Lawrence – In his latest inaugural speech, President Trump referred to William McKinley as an excellent president who “made our country rich in tariffs”.
“In the late 1800s, before we could coordinate production in a whole group of countries, tariffs served the target effect,” said Jack Zhang, a professor of political science at the University of Kansas. “No complex product is done anymore that way.”
A fee is simply a tax on imported goods. But for something so straightforward, many wrong concepts are numerous, such as who pays for them.
“President Trump claims that foreign countries are paying for fees. This is actually inaccurate, ”Zhang said.
“Tariffs are placed in US entry ports and collected from customs and protection of the American border from business that is importing goods. And ingredients made abroad, you pay a fee.
Global production makes it complicated for US companies to determine how much tariffs cost them because they may not directly import goods, but are indirectly exposed to tariffs if their suppliers make. Zhang and his co -authors created an experiment to see if the provision of information about tariff costs for companies can affect political support or tariffs, and the results appear in a new work entitled “Fees and Political Activity E Corporations: A survey experiment on us businesses. “
He introduced business managers with information adapted regarding the costs given new tariffs at their end and invited them to take political actions to express support or opposition to these tariffs. The findings suggest that this information does not significantly increase the tendency of managers to contact Congress members, to donate to political campaigns, sign petitions or join social media groups.
The article appears in the business and policy of the newspaper and policy of the University of Cambridge.
“We have entered this project that thinking companies will be different from consumers and voters because they have clear economic interests and take care of their end. But it turns out that companies-especially the smallest ones- Similar to individuals, ”said Zhang, who co-wrote the newspaper with Lindsay Dlan of Wesleyan University, Robert Kubinec of the University of South Carolina and Daniel Nielson of the University of Texas in Austin.
Their results also show that the political culture of a company essentially forms whether it looks at tariffs as good or bad. Conservative companies see them as good. Liberal companies are against them. These existing political beliefs were resistant to new information on tariff costs.
Part of the current confusion over tariffs is due to the way the production process changed radically over the past decades.
“Before the 1980s, if a product was produced abroad, it would most likely be made by a foreign company,” Zhang said. “If you upload a border tariff, this will protect your domestic manufacturers for the good, and will hurt foreign manufacturers of that good, which will be a foreign company with a foreign country. It That has happened in the last 40 years with this current era of global value chains is that companies no longer make production in just one country. ”
He points to Apple’s iPhone. It may be designed in California, but it is made in China through the efforts of Taiwanese companies like Foxconn. That company imports components from Japan, Korea, Germany and the United States.
“Chinese factory workers put it together, climb a box and then send it. When sent to the US, this is counted as a Chinese export. But in fact, it is a globally produced and sourced product that mostly benefits Apple, ”he said.
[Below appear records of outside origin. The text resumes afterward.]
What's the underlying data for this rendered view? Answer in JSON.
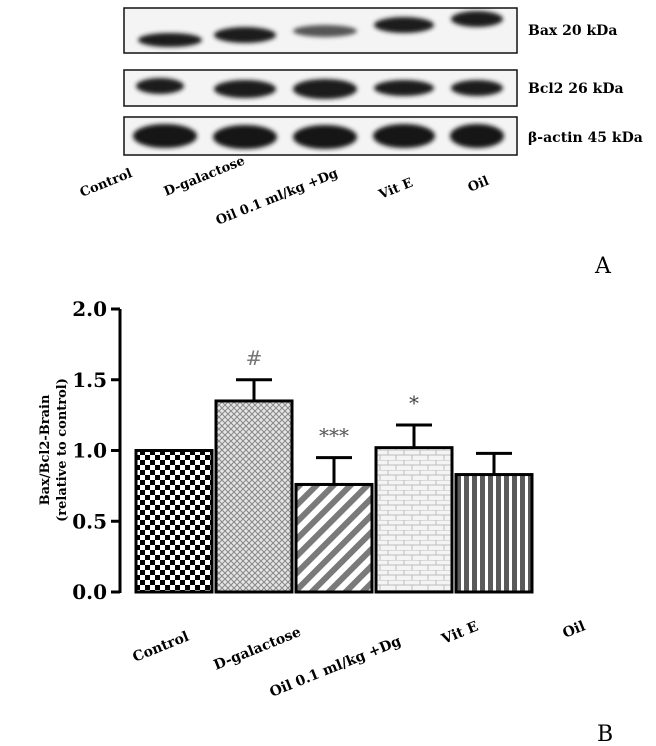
{
  "blot": {
    "bands": [
      {
        "label": "Bax 20 kDa"
      },
      {
        "label": "Bcl2 26 kDa"
      },
      {
        "label": "β-actin 45 kDa"
      }
    ],
    "lanes": [
      "Control",
      "D-galactose",
      "Oil 0.1 ml/kg +Dg",
      "Vit E",
      "Oil"
    ],
    "panel_label": "A"
  },
  "chart_data": {
    "type": "bar",
    "categories": [
      "Control",
      "D-galactose",
      "Oil 0.1 ml/kg +Dg",
      "Vit E",
      "Oil"
    ],
    "values": [
      1.0,
      1.35,
      0.76,
      1.02,
      0.83
    ],
    "errors": [
      0.0,
      0.15,
      0.19,
      0.16,
      0.15
    ],
    "annotations": [
      "",
      "#",
      "***",
      "*",
      ""
    ],
    "ylabel": "Bax/Bcl2-Brain",
    "ylabel2": "(relative to control)",
    "ylim": [
      0,
      2.0
    ],
    "yticks": [
      "0.0",
      "0.5",
      "1.0",
      "1.5",
      "2.0"
    ],
    "grid": false,
    "panel_label": "B"
  }
}
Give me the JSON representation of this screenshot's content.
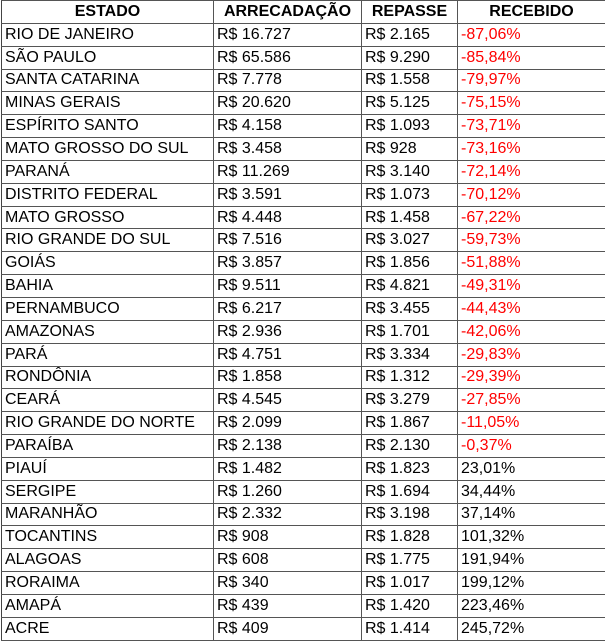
{
  "table": {
    "headers": [
      "ESTADO",
      "ARRECADAÇÃO",
      "REPASSE",
      "RECEBIDO"
    ],
    "negative_color": "#ff0000",
    "rows": [
      [
        "RIO DE JANEIRO",
        "R$ 16.727",
        "R$ 2.165",
        "-87,06%"
      ],
      [
        "SÃO PAULO",
        "R$ 65.586",
        "R$ 9.290",
        "-85,84%"
      ],
      [
        "SANTA CATARINA",
        "R$ 7.778",
        "R$ 1.558",
        "-79,97%"
      ],
      [
        "MINAS GERAIS",
        "R$ 20.620",
        "R$ 5.125",
        "-75,15%"
      ],
      [
        "ESPÍRITO SANTO",
        "R$ 4.158",
        "R$ 1.093",
        "-73,71%"
      ],
      [
        "MATO GROSSO DO SUL",
        "R$ 3.458",
        "R$ 928",
        "-73,16%"
      ],
      [
        "PARANÁ",
        "R$ 11.269",
        "R$ 3.140",
        "-72,14%"
      ],
      [
        "DISTRITO FEDERAL",
        "R$ 3.591",
        "R$ 1.073",
        "-70,12%"
      ],
      [
        "MATO GROSSO",
        "R$ 4.448",
        "R$ 1.458",
        "-67,22%"
      ],
      [
        "RIO GRANDE DO SUL",
        "R$ 7.516",
        "R$ 3.027",
        "-59,73%"
      ],
      [
        "GOIÁS",
        "R$ 3.857",
        "R$ 1.856",
        "-51,88%"
      ],
      [
        "BAHIA",
        "R$ 9.511",
        "R$ 4.821",
        "-49,31%"
      ],
      [
        "PERNAMBUCO",
        "R$ 6.217",
        "R$ 3.455",
        "-44,43%"
      ],
      [
        "AMAZONAS",
        "R$ 2.936",
        "R$ 1.701",
        "-42,06%"
      ],
      [
        "PARÁ",
        "R$ 4.751",
        "R$ 3.334",
        "-29,83%"
      ],
      [
        "RONDÔNIA",
        "R$ 1.858",
        "R$ 1.312",
        "-29,39%"
      ],
      [
        "CEARÁ",
        "R$ 4.545",
        "R$ 3.279",
        "-27,85%"
      ],
      [
        "RIO GRANDE DO NORTE",
        "R$ 2.099",
        "R$ 1.867",
        "-11,05%"
      ],
      [
        "PARAÍBA",
        "R$ 2.138",
        "R$ 2.130",
        "-0,37%"
      ],
      [
        "PIAUÍ",
        "R$ 1.482",
        "R$ 1.823",
        "23,01%"
      ],
      [
        "SERGIPE",
        "R$ 1.260",
        "R$ 1.694",
        "34,44%"
      ],
      [
        "MARANHÃO",
        "R$ 2.332",
        "R$ 3.198",
        "37,14%"
      ],
      [
        "TOCANTINS",
        "R$ 908",
        "R$ 1.828",
        "101,32%"
      ],
      [
        "ALAGOAS",
        "R$ 608",
        "R$ 1.775",
        "191,94%"
      ],
      [
        "RORAIMA",
        "R$ 340",
        "R$ 1.017",
        "199,12%"
      ],
      [
        "AMAPÁ",
        "R$ 439",
        "R$ 1.420",
        "223,46%"
      ],
      [
        "ACRE",
        "R$ 409",
        "R$ 1.414",
        "245,72%"
      ]
    ]
  }
}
Consequently, the new tariffs set to target China make the iPhone more expensive for US consumers and cuts in its US manufacturer’s profits.
Zhang points out that trade laws and tariff codes are also quite complex.
“Different beef cuts have different tariff codes attached to them. The different braid strands of fabric have different tariff codes. Large companies invest resources to have that information. Smaller companies may not have internal sophistication to understand all this, ”he said.
Zhang’s team created a field experiment to prove this theory. They drafted an online app that provided such companies with a free analysis to ascertain whether this information could lead to action to combat fees. After all, it didn’t happen.
A member of the faculty where since 2019, Zhang is also the founder and director of the trade war lab where. His research explores the political economy of trade and conflict in East Asia. His articles of the past include “political danger and firm’s emergence: evidence from the US -KINIA trade war”, “In the middle: American multinationals in China and the trade war policy” and “Measuring Chinese Economic Sanctions 1949-2020: Presentation of China Ties Ties data ”
“With tariffs, most economists will tell you that both sides are lost,” Zhang said. “It’S’S a race dynamic at the end, and the only way to win is to stop escalating.”